# sugar



## g-13 (Feb 6, 2007)

is it true that sugar helps plants? if so can it be used in hydro? or is there a nutrient that has the right amount of sugar in it?


----------



## jb247 (Feb 7, 2007)

I use black strap molassas in my final 4 waterings of flower...sweeten's up that vital growth period, while the plant is putting on weight. Sugar is a great grow additive, but the more unprocessed sugars work the best.
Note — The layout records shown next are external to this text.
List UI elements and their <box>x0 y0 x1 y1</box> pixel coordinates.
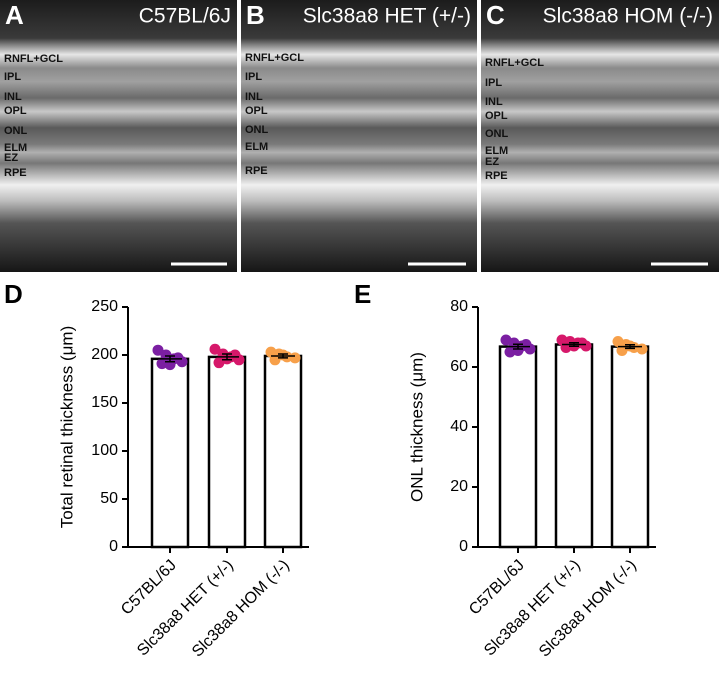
layer-label: RNFL+GCL <box>245 52 304 64</box>
panel-label: D <box>4 279 23 309</box>
panel-title: Slc38a8 HET (+/-) <box>303 5 471 28</box>
bar <box>610 345 650 549</box>
layer-label: IPL <box>485 77 502 89</box>
y-tick-label: 20 <box>450 478 468 495</box>
data-point <box>209 343 221 355</box>
y-axis-label: ONL thickness (μm) <box>407 352 426 502</box>
bar <box>207 355 247 549</box>
oct-image <box>0 0 237 272</box>
layer-label: INL <box>4 91 22 103</box>
panel-label: B <box>246 0 265 30</box>
error-bar <box>506 343 530 350</box>
x-tick-label: Slc38a8 HET (+/-) <box>481 557 584 660</box>
layer-label: IPL <box>245 71 262 83</box>
bar <box>263 354 303 549</box>
layer-label: RNFL+GCL <box>4 53 63 65</box>
layer-label: ONL <box>245 124 269 136</box>
oct-image <box>481 0 719 272</box>
oct-image <box>241 0 477 272</box>
x-tick-label: C57BL/6J <box>118 557 180 619</box>
error-bar <box>562 341 586 348</box>
error-bar <box>618 344 642 350</box>
y-tick-label: 60 <box>450 358 468 375</box>
layer-label: OPL <box>245 105 268 117</box>
layer-label: OPL <box>4 105 27 117</box>
layer-label: ELM <box>245 141 268 153</box>
error-bar <box>158 355 182 363</box>
layer-label: ELM <box>4 142 27 154</box>
layer-label: OPL <box>485 110 508 122</box>
layer-label: EZ <box>4 152 18 164</box>
bar <box>554 343 594 549</box>
y-tick-label: 200 <box>91 346 118 363</box>
panel-title: C57BL/6J <box>139 5 231 28</box>
layer-label: RNFL+GCL <box>485 57 544 69</box>
data-point <box>156 358 168 370</box>
data-point <box>512 345 524 356</box>
x-tick-label: Slc38a8 HOM (-/-) <box>536 557 640 661</box>
panel-label: A <box>5 0 24 30</box>
layer-label: IPL <box>4 71 21 83</box>
layer-label: EZ <box>485 156 499 168</box>
layer-label: RPE <box>245 165 268 177</box>
data-point <box>152 344 164 356</box>
y-tick-label: 100 <box>91 442 118 459</box>
layer-label: ONL <box>4 125 28 137</box>
layer-label: RPE <box>4 167 27 179</box>
data-point <box>289 352 301 364</box>
layer-label: ONL <box>485 128 509 140</box>
data-point <box>172 352 184 364</box>
bar <box>150 357 190 549</box>
y-tick-label: 250 <box>91 298 118 315</box>
layer-label: RPE <box>485 170 508 182</box>
data-point <box>229 349 241 361</box>
panel-title: Slc38a8 HOM (-/-) <box>543 5 713 28</box>
y-tick-label: 0 <box>459 538 468 555</box>
data-point <box>269 354 281 366</box>
y-tick-label: 0 <box>109 538 118 555</box>
error-bar <box>271 353 295 359</box>
y-tick-label: 150 <box>91 394 118 411</box>
bar <box>498 345 538 549</box>
y-tick-label: 80 <box>450 298 468 315</box>
layer-label: ELM <box>485 145 508 157</box>
y-tick-label: 50 <box>100 490 118 507</box>
y-tick-label: 40 <box>450 418 468 435</box>
error-bar <box>215 353 239 361</box>
x-tick-label: Slc38a8 HET (+/-) <box>134 557 237 660</box>
panel-label: E <box>354 279 371 309</box>
data-point <box>616 345 628 356</box>
layer-label: INL <box>485 96 503 108</box>
layer-label: INL <box>245 91 263 103</box>
panel-label: C <box>486 0 505 30</box>
data-point <box>636 343 648 355</box>
x-tick-label: Slc38a8 HOM (-/-) <box>189 557 293 661</box>
y-axis-label: Total retinal thickness (μm) <box>57 326 76 529</box>
data-point <box>576 337 588 349</box>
I grow in soil, but I'm sure one of our hydro buddies will pipe up soon.


----------



## KADE (Feb 7, 2007)

There are types of glucose that are awesome for taste and puttin on pounds... pure blackstrap molasses has all the sugary additives a plant can use...


----------



## MJ20 (Feb 8, 2007)

How much should one mix to be safe in a DWC setup?


----------



## Hick (Feb 8, 2007)

Growers resources....an in depth tutorial right there carribean


----------



## Zarnon (Feb 8, 2007)

Hyrdro use 1 tsp unsulphured blackstrap molasses per gallon during flush.  I agree with using it only at the end.  

Molasses is unrefined sugar which is a combo of glucose and fructose.

There are other sugars avail but very costly.  Bananamana is one that comes to mind.  Very pricey, 50$ a gallon!


----------



## Elephant Man (Feb 8, 2007)

Molasses = K and traces and sometimes a little N...I use dry soluable in my soil.  Mad activator of my soillife.


----------



## MJ20 (Feb 9, 2007)

Oooo...thanks


----------



## KADE (Feb 9, 2007)

Molasses is HUGE.... molasses... superthrive... and something REALLY overlooked... pineoil... tryin to get some in my area now... but saw a persons grow thas grows exactly like me.. but adde teh pineoil supplement... WOW... smelled like shoepolish but didn't it EVER work...


----------



## Towelie (Feb 12, 2007)

Would molassas clog up a pump in an aeroponics system?


----------